Audio is likewise more than acceptable. Musical cues and the like sound excellent while audio from interviews generally presents no issues of clarity. Zeitgeist has included both 5.1 surround and stereo options, in English, though the differences are noticeable mainly through the music and perhaps some increased dimension for various street sounds. Listening to the stereo track shouldn’t really lessen the experience by much. Optional English subtitles for the hearing impaired are offered. Also subtitled, automatically, are instances like when Cunningham speaks in French while accepting an award.
Lots of good material that didn’t make it into the final film can be found on the disc in the Additional Scenes (18:23) section, including how a photograph of Greta Garbo was responsible for Cunningham’s first “On the Street” column and the uniqueness of his reliance on film instead of digital.
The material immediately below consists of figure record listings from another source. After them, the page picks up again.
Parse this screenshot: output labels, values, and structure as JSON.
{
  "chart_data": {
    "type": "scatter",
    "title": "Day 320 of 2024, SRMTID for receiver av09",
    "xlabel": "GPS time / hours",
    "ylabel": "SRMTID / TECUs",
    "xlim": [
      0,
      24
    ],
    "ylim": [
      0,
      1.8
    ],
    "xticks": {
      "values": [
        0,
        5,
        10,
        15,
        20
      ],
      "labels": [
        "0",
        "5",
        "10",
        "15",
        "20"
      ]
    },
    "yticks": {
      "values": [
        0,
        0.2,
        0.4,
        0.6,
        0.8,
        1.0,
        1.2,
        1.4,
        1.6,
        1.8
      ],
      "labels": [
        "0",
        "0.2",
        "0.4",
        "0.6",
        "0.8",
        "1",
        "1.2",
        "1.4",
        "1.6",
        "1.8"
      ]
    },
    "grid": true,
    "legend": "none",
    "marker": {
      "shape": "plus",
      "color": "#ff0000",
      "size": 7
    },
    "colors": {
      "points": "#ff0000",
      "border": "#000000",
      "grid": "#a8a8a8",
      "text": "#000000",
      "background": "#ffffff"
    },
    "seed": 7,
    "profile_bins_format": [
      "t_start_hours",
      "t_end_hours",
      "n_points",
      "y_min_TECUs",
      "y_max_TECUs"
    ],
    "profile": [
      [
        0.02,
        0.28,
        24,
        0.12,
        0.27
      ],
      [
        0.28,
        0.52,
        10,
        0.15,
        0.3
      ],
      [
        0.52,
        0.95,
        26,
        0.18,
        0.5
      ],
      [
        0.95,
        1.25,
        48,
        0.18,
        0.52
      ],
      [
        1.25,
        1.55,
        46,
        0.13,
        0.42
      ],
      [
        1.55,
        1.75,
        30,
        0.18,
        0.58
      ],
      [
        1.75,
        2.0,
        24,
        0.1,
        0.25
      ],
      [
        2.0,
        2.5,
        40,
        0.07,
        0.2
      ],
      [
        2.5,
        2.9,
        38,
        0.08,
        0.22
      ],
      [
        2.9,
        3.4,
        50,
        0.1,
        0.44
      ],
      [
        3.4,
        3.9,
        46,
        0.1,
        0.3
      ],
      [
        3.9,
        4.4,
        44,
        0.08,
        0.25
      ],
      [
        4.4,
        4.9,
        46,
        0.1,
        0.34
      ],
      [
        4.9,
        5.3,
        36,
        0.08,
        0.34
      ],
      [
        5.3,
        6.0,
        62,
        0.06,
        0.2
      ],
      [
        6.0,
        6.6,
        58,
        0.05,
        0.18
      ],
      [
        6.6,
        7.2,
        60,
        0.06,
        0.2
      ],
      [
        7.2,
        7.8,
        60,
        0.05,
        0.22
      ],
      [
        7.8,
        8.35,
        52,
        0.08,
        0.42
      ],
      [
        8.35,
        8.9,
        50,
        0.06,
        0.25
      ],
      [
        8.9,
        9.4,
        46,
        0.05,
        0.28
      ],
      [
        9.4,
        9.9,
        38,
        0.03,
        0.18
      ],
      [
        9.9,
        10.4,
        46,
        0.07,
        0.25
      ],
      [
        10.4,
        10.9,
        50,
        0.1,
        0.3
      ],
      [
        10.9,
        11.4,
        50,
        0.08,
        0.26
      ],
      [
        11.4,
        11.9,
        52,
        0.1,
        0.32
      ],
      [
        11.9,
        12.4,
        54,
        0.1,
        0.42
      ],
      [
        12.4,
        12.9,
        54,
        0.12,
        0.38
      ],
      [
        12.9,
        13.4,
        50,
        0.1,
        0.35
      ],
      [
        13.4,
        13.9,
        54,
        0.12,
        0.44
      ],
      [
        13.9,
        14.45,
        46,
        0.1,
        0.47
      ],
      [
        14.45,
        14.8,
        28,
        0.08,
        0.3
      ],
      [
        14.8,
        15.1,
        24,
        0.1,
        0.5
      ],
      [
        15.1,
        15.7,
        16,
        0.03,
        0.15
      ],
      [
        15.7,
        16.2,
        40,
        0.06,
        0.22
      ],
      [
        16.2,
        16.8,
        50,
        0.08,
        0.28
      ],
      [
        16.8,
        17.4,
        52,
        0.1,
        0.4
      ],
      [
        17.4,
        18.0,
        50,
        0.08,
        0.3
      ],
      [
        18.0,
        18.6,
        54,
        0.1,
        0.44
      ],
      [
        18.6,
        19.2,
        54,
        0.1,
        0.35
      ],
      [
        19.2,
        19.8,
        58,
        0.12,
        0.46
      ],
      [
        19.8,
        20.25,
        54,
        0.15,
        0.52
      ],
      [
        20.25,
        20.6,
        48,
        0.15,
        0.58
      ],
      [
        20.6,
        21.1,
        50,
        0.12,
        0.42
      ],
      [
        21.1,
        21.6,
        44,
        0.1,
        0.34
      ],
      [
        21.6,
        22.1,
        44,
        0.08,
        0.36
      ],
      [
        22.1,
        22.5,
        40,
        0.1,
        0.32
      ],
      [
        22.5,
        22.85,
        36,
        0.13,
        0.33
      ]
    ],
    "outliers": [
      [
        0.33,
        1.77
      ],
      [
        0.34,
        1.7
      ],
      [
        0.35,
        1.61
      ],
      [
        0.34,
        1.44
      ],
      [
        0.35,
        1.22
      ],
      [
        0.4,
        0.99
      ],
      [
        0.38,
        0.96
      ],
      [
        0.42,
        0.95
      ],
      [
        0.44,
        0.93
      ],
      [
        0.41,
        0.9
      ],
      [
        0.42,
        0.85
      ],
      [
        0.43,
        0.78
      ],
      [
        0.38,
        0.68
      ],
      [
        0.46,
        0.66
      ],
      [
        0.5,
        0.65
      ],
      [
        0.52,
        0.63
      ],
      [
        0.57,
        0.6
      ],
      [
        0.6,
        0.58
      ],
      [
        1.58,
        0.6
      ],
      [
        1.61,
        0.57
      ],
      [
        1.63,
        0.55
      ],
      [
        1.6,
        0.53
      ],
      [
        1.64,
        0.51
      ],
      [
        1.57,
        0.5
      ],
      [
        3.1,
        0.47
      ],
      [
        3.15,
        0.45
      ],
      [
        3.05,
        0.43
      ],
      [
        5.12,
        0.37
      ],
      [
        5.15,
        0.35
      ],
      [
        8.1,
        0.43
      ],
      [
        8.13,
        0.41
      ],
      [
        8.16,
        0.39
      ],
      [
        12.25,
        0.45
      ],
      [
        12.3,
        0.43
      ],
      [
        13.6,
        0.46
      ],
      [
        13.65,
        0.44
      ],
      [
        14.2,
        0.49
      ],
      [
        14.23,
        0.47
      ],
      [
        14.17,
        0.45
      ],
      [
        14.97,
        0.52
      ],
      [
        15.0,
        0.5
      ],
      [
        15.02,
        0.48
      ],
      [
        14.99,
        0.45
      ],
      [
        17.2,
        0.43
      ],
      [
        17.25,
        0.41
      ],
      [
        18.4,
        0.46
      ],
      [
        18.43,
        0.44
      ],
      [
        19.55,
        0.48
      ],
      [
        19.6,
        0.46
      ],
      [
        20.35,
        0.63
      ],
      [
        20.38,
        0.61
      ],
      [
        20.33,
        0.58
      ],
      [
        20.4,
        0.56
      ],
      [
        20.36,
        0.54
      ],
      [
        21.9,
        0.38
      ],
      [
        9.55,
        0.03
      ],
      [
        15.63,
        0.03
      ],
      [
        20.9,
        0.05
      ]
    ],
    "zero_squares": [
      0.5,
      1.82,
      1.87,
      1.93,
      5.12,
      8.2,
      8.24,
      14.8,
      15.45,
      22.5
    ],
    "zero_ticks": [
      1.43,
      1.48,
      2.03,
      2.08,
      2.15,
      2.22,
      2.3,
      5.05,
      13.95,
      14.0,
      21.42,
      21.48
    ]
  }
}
There are a dozen different clips that can be played separately or using a “Play All” function. The original theatrical trailer (2:05) is also here.
Inside the digipak is a nice 12-page booklet that includes a Director’s Statement from Richard Press. It’s instructive on how he was able to make the film, and serves as a fine alternative to an interview on the disc. There are a couple of examples of the “On the Street” feature from the New York Times in the booklet as well, plus credits for the film and DVD.